Mesmo já tendo pensado na solução do exercício, hesitou em começar a escrever. Lembrou-se de que, na divisão das turmas no segundo ano, Cheng Xing iria para humanas, mas acabou indo para exatas porque ela estava lá. De todo modo, foi escolha dele, ela nada pediu.
Pensando nisso, Chen Qing baixou a cabeça e começou a escrever.
Durante toda a tarde e o estudo noturno, Cheng Xing ficou lendo. Revisou todo o livro de chinês de Zhou Yuan. Muitas das obras ele ainda recordava, mas outras já se perderam na memória. Afinal, já haviam se passado mais de dez anos desde o ensino médio. Textos clássicos que tanto amava, como “Prefácio do Pavilhão do Príncipe Teng” e “Ode à Falésia Vermelha”, jamais esqueceu, mesmo com o passar dos anos.
Dois anos antes de renascer, Cheng Xing foi especialmente a Nanchang, pois quem decorasse o “Prefácio do Pavilhão do Príncipe Teng” ganhava entrada gratuita. Ele gastou mais de mil iuanes de trem-bala para ir até lá, recitou o texto inteiro e economizou quarenta iuanes do ingresso.
Porém, textos menos usados ou raramente mencionados já haviam caído no esquecimento. Precisava reaprendê-los.
No terceiro ano do ensino médio, o conteúdo já havia sido ensinado; o último ano era só revisão. Na vida passada, Cheng Xing não foi bem no vestibular e, após isso, não continuou os estudos. Graças à boa situação financeira da família, poderia viver confortavelmente sem fazer nada, mas isso só durou até 2017. Naquele ano, os pais fracassaram nos negócios e se endividaram. No início de 2018, a mãe, esgotada por tentar quitar as dívidas, foi internada. A vida de Cheng Xing ficou difícil.
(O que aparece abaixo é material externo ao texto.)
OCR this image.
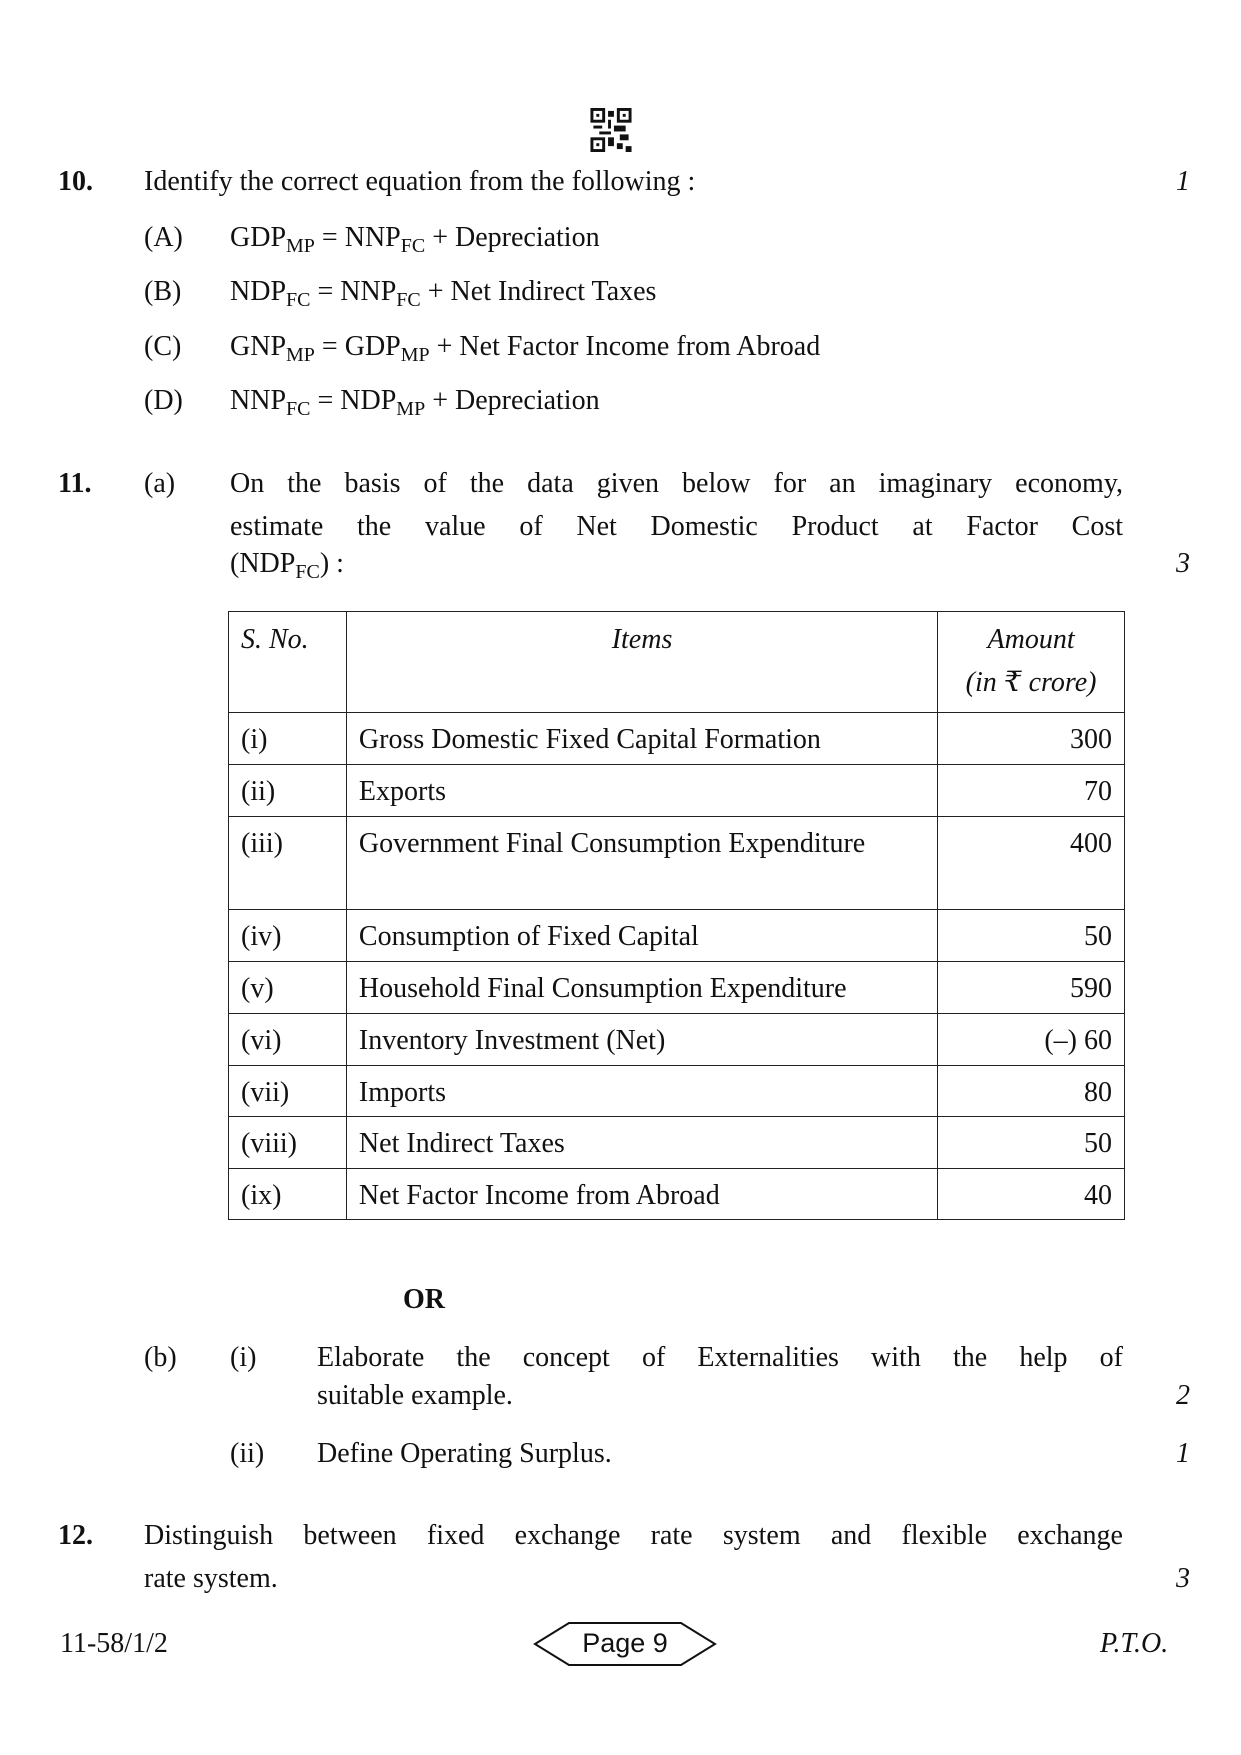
10. Identify the correct equation from the following :	1
(A) $GDP_{MP} = NNP_{FC}$ + Depreciation
(B) $NDP_{FC} = NNP_{FC}$ + Net Indirect Taxes
(C) $GNP_{MP} = GDP_{MP}$ + Net Factor Income from Abroad
(D) $NNP_{FC} = NDP_{MP}$ + Depreciation
11. (a) On the basis of the data given below for an imaginary economy,
estimate the value of Net Domestic Product at Factor Cost
$(NDP_{FC})$ :	3
S. No.	Items	Amount
(in ₹ crore)
(i)	Gross Domestic Fixed Capital Formation	300
(ii)	Exports	70
(iii)	Government Final Consumption Expenditure	400
(iv)	Consumption of Fixed Capital	50
(v)	Household Final Consumption Expenditure	590
(vi)	Inventory Investment (Net)	(–) 60
(vii)	Imports	80
(viii)	Net Indirect Taxes	50
(ix)	Net Factor Income from Abroad	40
OR
(b) (i) Elaborate the concept of Externalities with the help of
suitable example.	2
(ii) Define Operating Surplus.	1
12. Distinguish between fixed exchange rate system and flexible exchange
rate system.	3
11-58/1/2	Page 9	P.T.O.
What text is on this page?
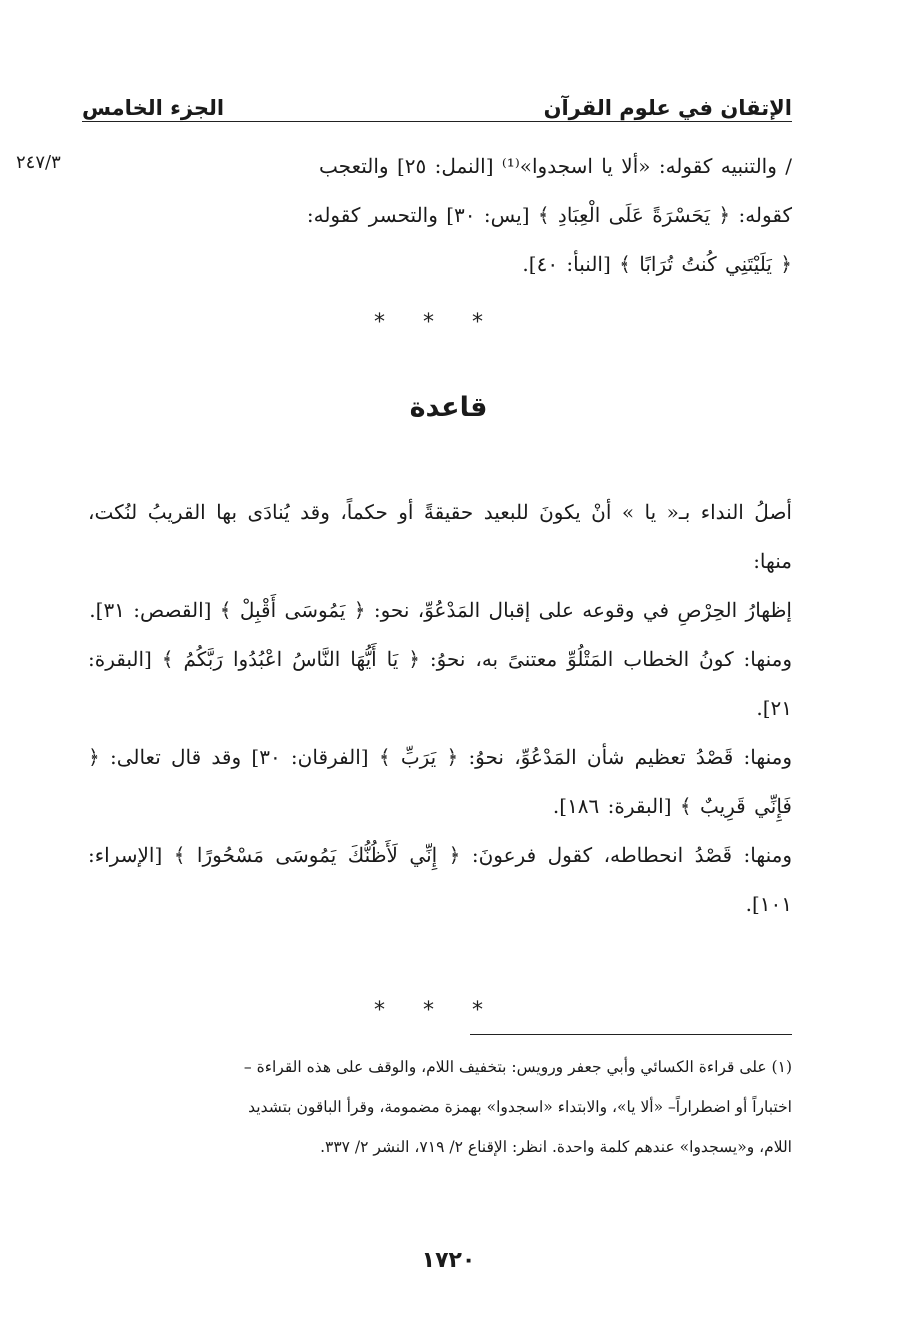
الإتقان في علوم القرآن
الجزء الخامس
٢٤٧/٣	/ والتنبيه كقوله: «ألا يا اسجدوا»⁽¹⁾ [النمل: ٢٥] والتعجب

كقوله: ﴿ يَحَسْرَةً عَلَى الْعِبَادِ ﴾ [يس: ٣٠] والتحسر كقوله:

﴿ يَلَيْتَنِي كُنتُ تُرَابًا ﴾ [النبأ: ٤٠].

* * *
قاعدة

أصلُ النداء بـ« يا » أنْ يكونَ للبعيد حقيقةً أو حكماً، وقد يُنادَى بها القريبُ لنُكت، منها:

إظهارُ الحِرْصِ في وقوعه على إقبال المَدْعُوِّ، نحو: ﴿ يَمُوسَى أَقْبِلْ ﴾ [القصص: ٣١].

ومنها: كونُ الخطاب المَتْلُوِّ معتنىً به، نحوُ: ﴿ يَا أَيُّهَا النَّاسُ اعْبُدُوا رَبَّكُمُ ﴾ [البقرة: ٢١].

ومنها: قَصْدُ تعظيم شأن المَدْعُوِّ، نحوُ: ﴿ يَرَبِّ ﴾ [الفرقان: ٣٠] وقد قال تعالى: ﴿ فَإِنِّي قَرِيبٌ ﴾ [البقرة: ١٨٦].

ومنها: قَصْدُ انحطاطه، كقول فرعونَ: ﴿ إِنِّي لَأَظُنُّكَ يَمُوسَى مَسْحُورًا ﴾ [الإسراء: ١٠١].

* * *

(١) على قراءة الكسائي وأبي جعفر ورويس: بتخفيف اللام، والوقف على هذه القراءة –

اختباراً أو اضطراراً– «ألا يا»، والابتداء «اسجدوا» بهمزة مضمومة، وقرأ الباقون بتشديد

اللام، و«يسجدوا» عندهم كلمة واحدة. انظر: الإقناع ٢/ ٧١٩، النشر ٢/ ٣٣٧.

١٧٢٠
Se não fosse por Jiang Luxi, que lhe emprestou cem mil no fim, sua vida teria sido muito mais sombria.
Depois que a mãe se recuperou, Cheng Xing começou a trabalhar incansavelmente. Nos raros momentos de descanso, gostava de navegar nos fóruns. Certa noite, bêbado, escreveu ali histórias da juventude: o primeiro amor inocente, as aventuras com os amigos. Os relatos eram sinceros e sua escrita envolvente. O post viralizou e chamou a atenção de um editor, que transformou as histórias em livro.
O livro vendeu bem e logo virou filme, que arrecadou bilhões e se tornou o maior sucesso juvenil do ano. Com isso, Cheng Xing também ficou famoso.
No entanto, toda juventude guarda arrependimentos. Cheng Xing lamentava não ter visto o cabelo de Jiang Luxi ao vento naquele verão, e por sua trajetória de estudante ter parado no ensino médio, sem conhecer a vida universitária.
Na última vez em que foi a um encontro, já na nova vida, Cheng Xing perdeu a paciência porque, antes de fazer três perguntas, a garota do outro lado já havia mencionado que ele não tinha feito faculdade. Esse era seu maior arrependimento.
Agora, tendo uma segunda chance, ele iria para a universidade.
Iria recolher os pedaços da juventude e transformar antigos arrependimentos em realizações.